The francisca is characterized by its distinctly arch-shaped head, widening toward the cutting edge and terminating in a prominent point at both the upper and lower corners. The top of the head is usually either S-shaped or convex with the lower portion curving inward and forming an elbow with the short wooden haft. Sometimes the head is more upswept forming a wider angle with the haft. Most franciscas have a round or teardrop-shaped eye designed to fit the tapered haft, similar to Viking axes. Based on the measurements of modern replicas the francisca had a haft length of around 40-45 cm (16-18 in) and a 10 cm (4 in) cutting edge with an average weight of around 600 g (21 oz, 1.3 lb).
Note that a throwing ax Francisca can cause severe injuries! It does not belong in the hands of children!

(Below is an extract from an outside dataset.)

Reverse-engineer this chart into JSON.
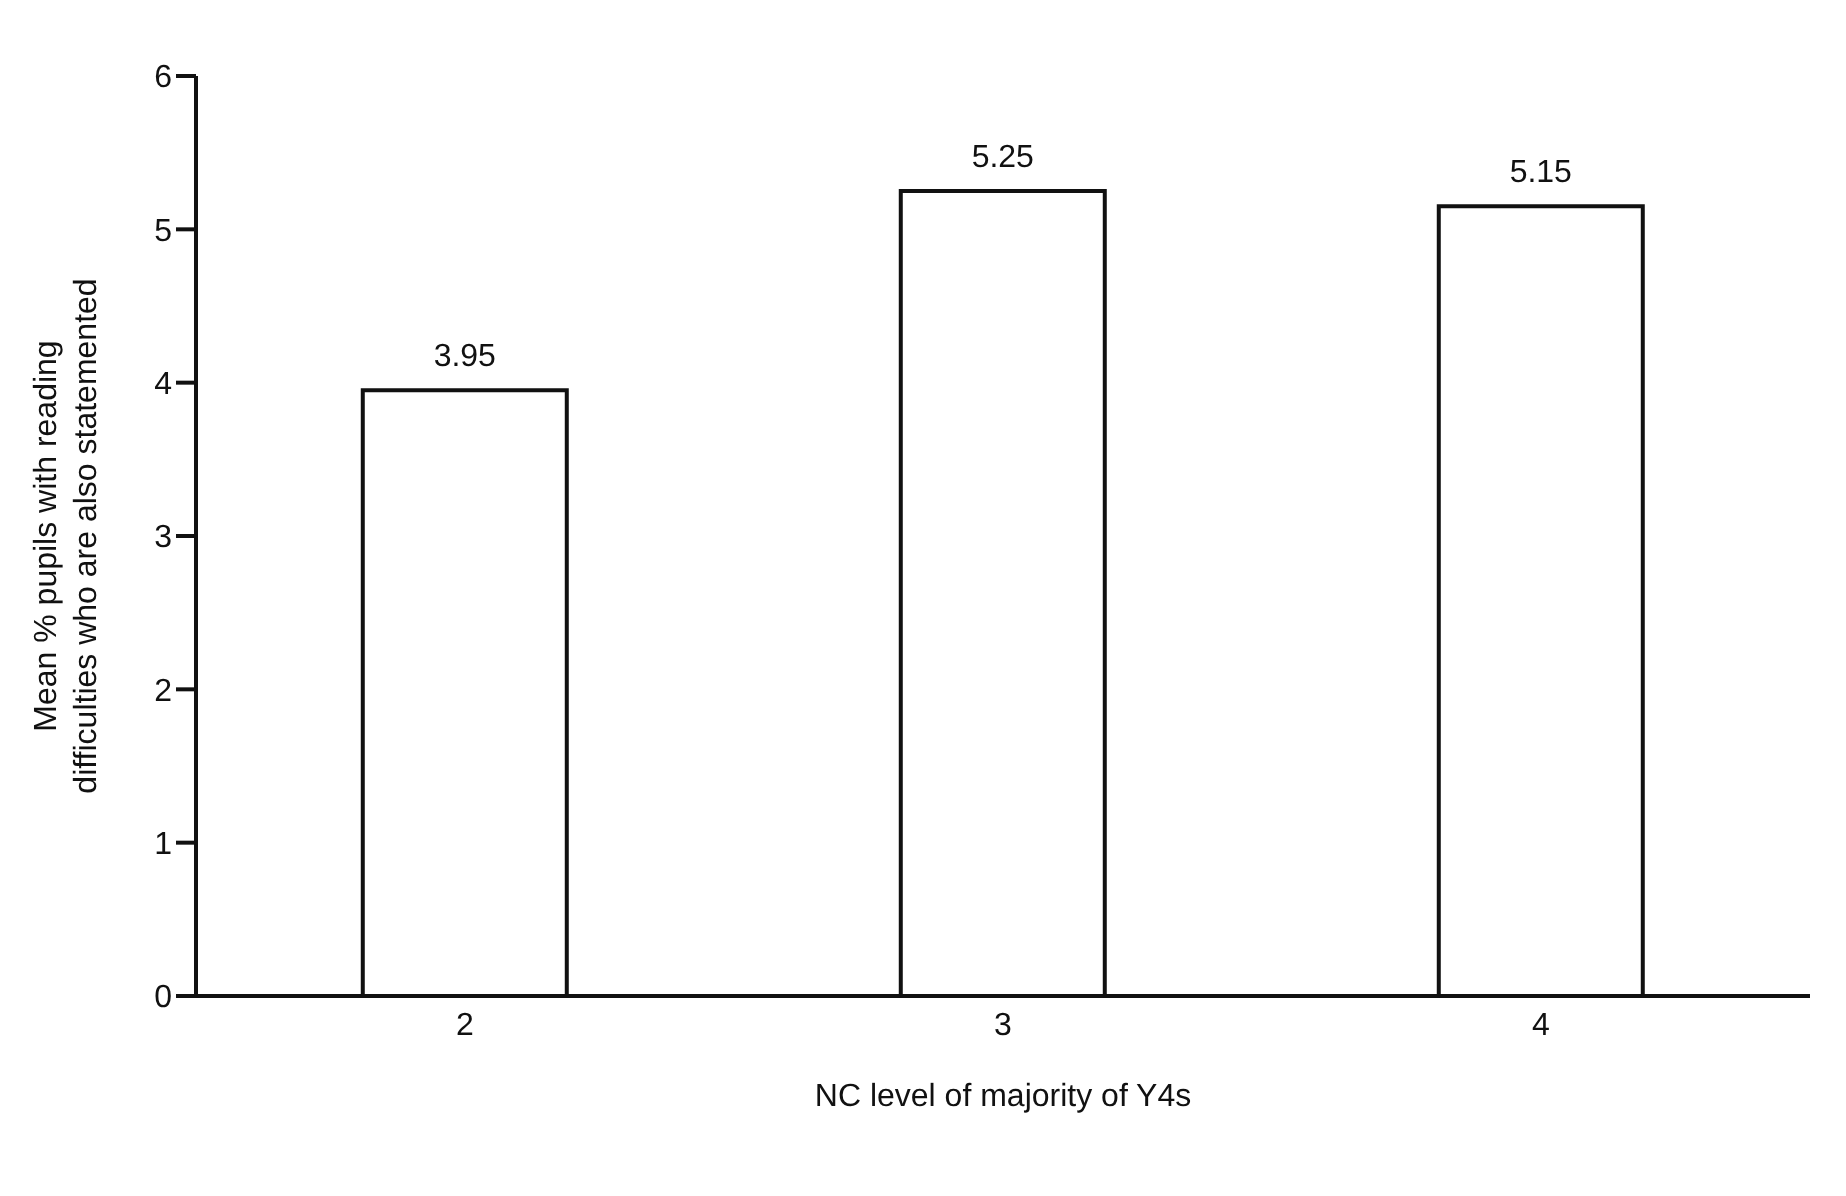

In the case of hand-forged blade our blacksmith takes the already rolled spring steel and forges it with hand on the anvil or under the monkey (drop hammer). By forging becomes the steel more compacted (denser). Industrially rolled spring steel blades are made by cutting steel plate into strips under drop shears. Then they are ground or milled/grooved and without further forging directly put into the annealing furnace and hardened in oil bath. The qualities of both kinds of blades do not differ from each other much since the industrial rolling is already very good. On forged blades usually have forge traces, which give them an authentic and unique look.